Étant donné que les victimes ont des réclamations légales en cours sur les 7 milliards de dollars du système bancaire américain, les tribunaux devraient approuver avant que la moitié de l’argent de l’aide humanitaire puisse être débloquée en Afghanistan, ont déclaré les responsables.

Les États-Unis ont lancé la guerre en Afghanistan il y a plus de 20 ans après que le chef taliban de l’époque, le mollah Omar, a refusé de livrer le chef d’Al-Qaïda, Oussama ben Laden, à la suite des attentats du 11 septembre aux États-Unis. Ben Laden, qui est né en Arabie saoudite mais dont la citoyenneté a été révoquée, a déménagé en Afghanistan après avoir été expulsé du Soudan en 1996.

Le porte-parole politique des talibans, Mohammad Naeem, a critiqué l’administration Biden pour ne pas avoir débloqué tous les fonds pour l’Afghanistan.

“Le vol des fonds bloqués de la nation afghane par les États-Unis d’Amérique et sa saisie (de ces fonds) montre le plus bas niveau d’humanité. . . d’un pays et d’une nation”, a tweeté Naeem vendredi.
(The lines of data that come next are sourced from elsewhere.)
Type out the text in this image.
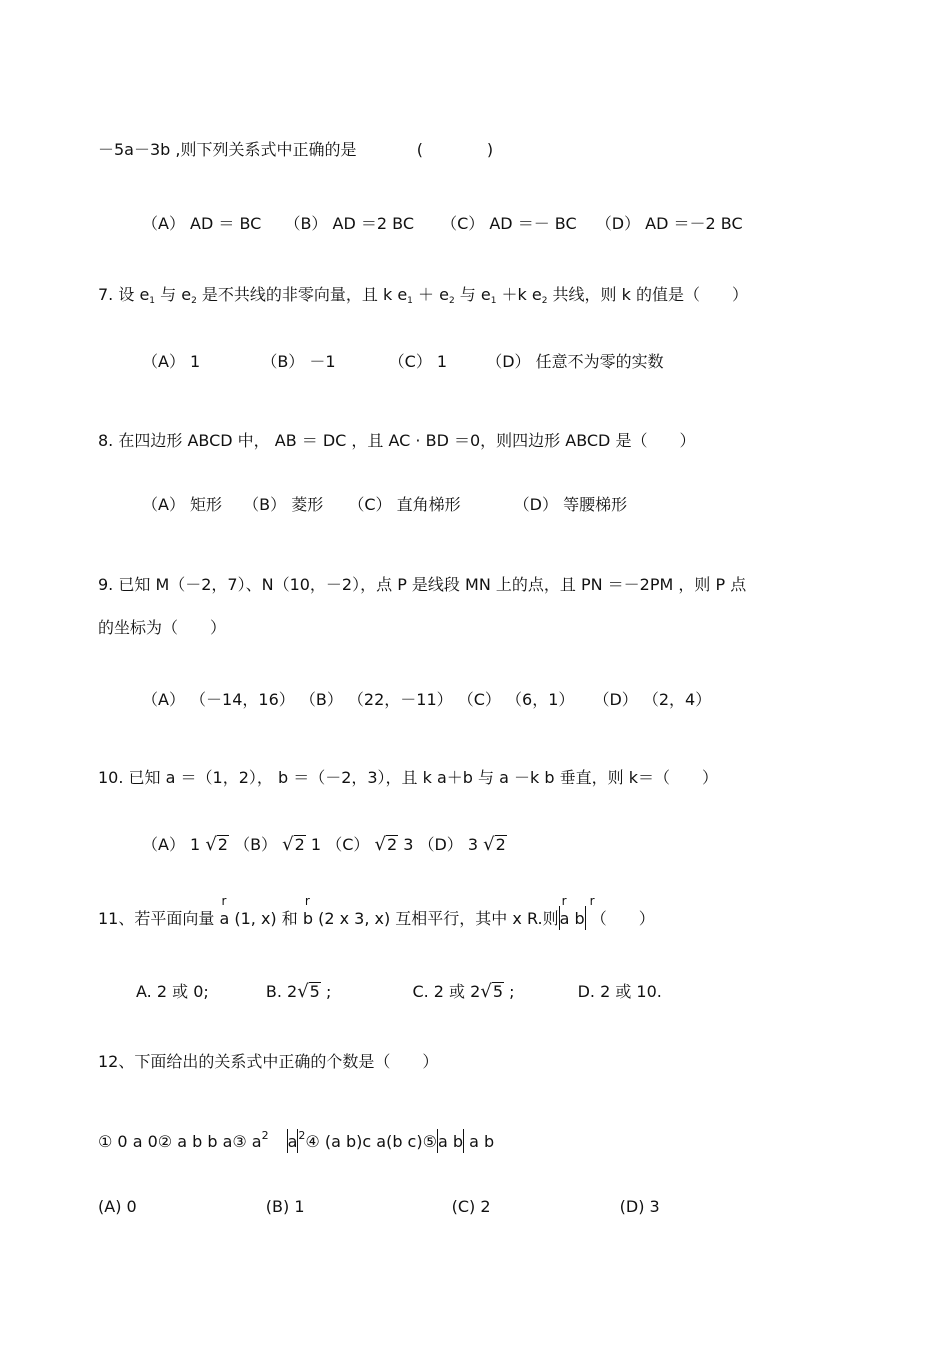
－5a－3b ,则下列关系式中正确的是	(　　　　)
（A） AD ＝ BC （B） AD ＝2 BC （C） AD ＝－ BC （D） AD ＝－2 BC
7. 设 $e_1$ 与 $e_2$ 是不共线的非零向量，且 k $e_1 + e_2$ 与 $e_1 +k$ $e_2$ 共线，则 k 的值是（　　）
（A） 1	（B） －1	（C） 1 （D） 任意不为零的实数
8. 在四边形 ABCD 中， AB ＝ DC ，且 AC · BD ＝0，则四边形 ABCD 是（　　）
（A） 矩形 （B） 菱形 （C） 直角梯形	（D） 等腰梯形
9. 已知 M（－2，7）、N（10，－2），点 P 是线段 MN 上的点，且 PN ＝－2PM ，则 P 点
的坐标为（　　）
（A） （－14，16） （B） （22，－11） （C） （6，1） （D） （2，4）
10. 已知 a ＝（1，2）， b ＝（－2，3），且 k a＋b 与 a －k b 垂直，则 k＝（　　）
（A） 1 √2 （B） √2 1 （C） √2 3 （D） 3 √2
11、若平面向量
r
a (1, x) 和
r
b (2 x 3, x) 互相平行，其中 x R.则
r r
a b （　　）
A. 2 或 0;	B. 2√5 ;	C. 2 或 2√5 ;	D. 2 或 10.
12、下面给出的关系式中正确的个数是（　　）
① 0 a 0② a b b a③ $a^2$ $a^2④$ (a b)c a(b c)⑤a b a b
(A) 0	(B) 1	(C) 2	(D) 3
Les talibans ont appelé la communauté internationale à débloquer des fonds et à aider à éviter une catastrophe humanitaire.

L’Afghanistan a plus de 9 milliards de dollars de réserves, dont un peu plus de 7 milliards de dollars de réserves détenues aux États-Unis. Le reste se trouve en grande partie en Allemagne, aux Émirats arabes unis et en Suisse.

Ces derniers mois, les Afghans n’ont pu retirer que 200 dollars par semaine et cela uniquement en Afghans, et non en devise américaine. L’économie afghane est au bord de l’effondrement.